Louis Moland, Correspondance de Voltaire : Avertissement , 1880
À la fin du mois de décembre 1704, le jeune Armand Arouet, âgé de dix-neuf ans, écrivait un compliment de nouvelle année à Mme du Pont-Bailly, sa cousine, femme d’un marchand poitevin. Ce morceau de littérature achevé, le jeune homme le faisait signer par son petit frère François-Marie, dit Zozo, âgé de dix ans. Or Zozo n’était autre que le grand épistolier du XVIIIe siècle, François de Voltaire. M. Benjamin Fillon a retrouvé dans un grenier du Poitou cette première lettre signée d’un sobriquet enfantin par la main qui devait en signer des milliers d’autres. On nous excusera d’en reproduire ici le texte, puisque c’est le point de départ de la célèbre correspondance, au delà duquel il sera très-certainement difficile de reculer.
pays de Poitou.
Mon papa m’a fait cette grâce de me comander d’estre son secrettaire ce premier d’année, et vous tesmoigner les humbles respects de nostre maison, avec les veux et les prières que nous faisons pour vostre prospérité, santé, bonheur et satisfacion, qui ne sont en doutte de vostre costé eu égard à nous. Il vous suplie, madame ma cousine, le croire toujours bon parent et ne vous despartir de l’affection que vous devez à sa famille, et moy, le secrettaire, je finiray en me disant, et Zozo,
Vos très-humbles et respectueux cousins,
Depuis plusieurs années déjà, François-Marie avait perdu sa mère, morte le 13 juillet 1701, lorsqu’il avait six ans et demi, et que, par conséquent, il avait à peine connue. C’est pourquoi cette épître est écrite seulement au nom du père, M. le receveur des épices de la chambre des comptes, ou payeur de la chambre des comptes, Arouet.
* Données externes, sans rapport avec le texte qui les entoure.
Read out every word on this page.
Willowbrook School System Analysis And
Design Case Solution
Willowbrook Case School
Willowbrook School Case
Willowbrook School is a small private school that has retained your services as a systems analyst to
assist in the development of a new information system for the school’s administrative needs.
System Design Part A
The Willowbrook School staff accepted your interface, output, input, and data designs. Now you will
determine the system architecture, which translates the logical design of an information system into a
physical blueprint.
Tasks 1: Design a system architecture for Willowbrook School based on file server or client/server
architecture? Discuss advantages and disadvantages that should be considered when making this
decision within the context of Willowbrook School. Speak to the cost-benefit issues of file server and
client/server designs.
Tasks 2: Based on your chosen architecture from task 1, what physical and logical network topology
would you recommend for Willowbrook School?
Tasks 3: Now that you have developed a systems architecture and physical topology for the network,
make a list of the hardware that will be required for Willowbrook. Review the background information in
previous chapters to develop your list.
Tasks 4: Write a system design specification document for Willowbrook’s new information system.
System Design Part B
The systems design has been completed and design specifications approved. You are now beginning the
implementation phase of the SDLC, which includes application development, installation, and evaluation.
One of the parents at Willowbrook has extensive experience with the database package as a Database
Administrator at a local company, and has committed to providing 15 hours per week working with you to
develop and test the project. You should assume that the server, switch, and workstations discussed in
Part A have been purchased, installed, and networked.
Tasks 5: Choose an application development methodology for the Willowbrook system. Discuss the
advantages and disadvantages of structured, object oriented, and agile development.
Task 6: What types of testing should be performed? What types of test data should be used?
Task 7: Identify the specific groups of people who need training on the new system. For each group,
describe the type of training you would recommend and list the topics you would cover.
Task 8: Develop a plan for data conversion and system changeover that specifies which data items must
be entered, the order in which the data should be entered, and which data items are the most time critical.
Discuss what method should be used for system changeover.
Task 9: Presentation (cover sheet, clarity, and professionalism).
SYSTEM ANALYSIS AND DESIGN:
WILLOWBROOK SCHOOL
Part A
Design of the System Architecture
Ce spécimen étant donné ici pour la satisfaction des curieux, notre recueil commence à la date de 1711, lorsque François-Marie est parvenu à sa dix-septième année et qu’il est encore élève du collége Louis-le-Grand. L’épisode romanesque des amours du futur Voltaire avec Mlle Olympe Dunoyer occupe la fin de l’année 1713 et le commencement de 1714. Puis la correspondance se développe d’année en année, et s’étend bientôt comme un vaste fleuve, jusqu’aux derniers jours de l’auteur.
Cette correspondance, qui embrasse un espace de soixante-sept ans, est une œuvre de premier ordre, un de nos grands monuments littéraires. Voltaire l’a élevé au jour le jour, à son insu.